Brainard’s remarks over the past couple of years allow us to gauge her positions on these issues. Like Powell, she believes that any inflationary pressure felt at the moment is transitory. “I expect inflation to decelerate, and pre-covid inflation dynamics to return when covid disruptions dissipate,” she said in a speech in September. Employment was still below the levels seen before the pandemic, she added, and the delta variant of the coronavirus continued to inflict damage on the economy. The speech set out Brainard’s stance clearly: The most pressing concern at the moment is the economic recovery and not consistent inflation.

But Brainard diverges somewhat from Powell in her enthusiasm for digital currencies. In September, speaking at an event for the National Association of Business Economics, she pointed out how digital payments had gained salience during the pandemic, particularly given the number of Americans left out of traditional financial networks. “Nearly 6% of American households…don’t have bank accounts. It was hard to get…payments to them.” If other countries introduce central bank digital currencies “not only for domestic payments but international payments,” Brainard said, “it’s just very hard for me to imagine that the US, given the status of the dollar as a dominant currency in international payments, wouldn’t come to the table…with a similar kind of offering.” Powell, in contrast, had said about digital currencies in July: “I’m legitimately undecided on whether the benefits outweigh the costs or vice versa.”

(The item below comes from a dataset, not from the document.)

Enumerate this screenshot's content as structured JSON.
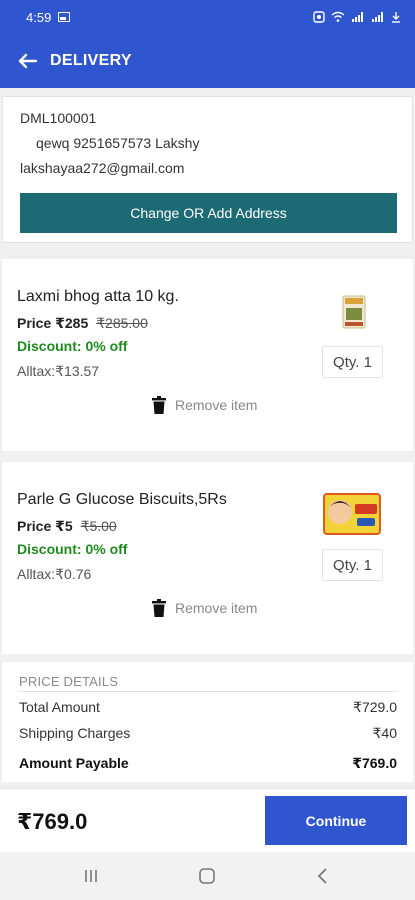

With private cryptocurrencies, though, Brainard has sounded notes of caution. “Nonbank issuers of private money are not regulated to the same extent as banks,” she said at a conference in May. An official digital dollar would offer the kind of safety and security other cryptocurrencies don’t, she added.

What can the Fed do about climate change?

In the wake of the COP26 summit in Glasgow, Brainard’s belief about central banks’ role in the climate crisis is notable as well. She has been the Fed board’s leading voice on the environment, and in a speech in October, she highlighted the cost of climate-related disasters in the US over the past five years: at least $630 billion. In the 2008 financial crisis, banks were subjected to stress tests to determine how exposed they were to financial risk, she said, and suggested that similar tests be developed for climate change-related risk.

In orienting itself towards the climate crisis, the Fed is already somewhat lagging behind other central banks; Brainard has singled out the European Central Bank and the Bank of England, in particular. Speaking at a climate finance summit in February, she even mooted an idea that sounds bold for the US but that has become standard in Europe: compulsory disclosures by financial institutions of their climate risk exposures. “Ultimately, moving toward standardized, reliable, and mandatory disclosures could provide better access to the data required to appropriately manage risks,” she said. Rendering institutional portfolios transparent could open entirely new avenues by which governments, investors, and activists can push for fossil fuel divestment and other action on climate change.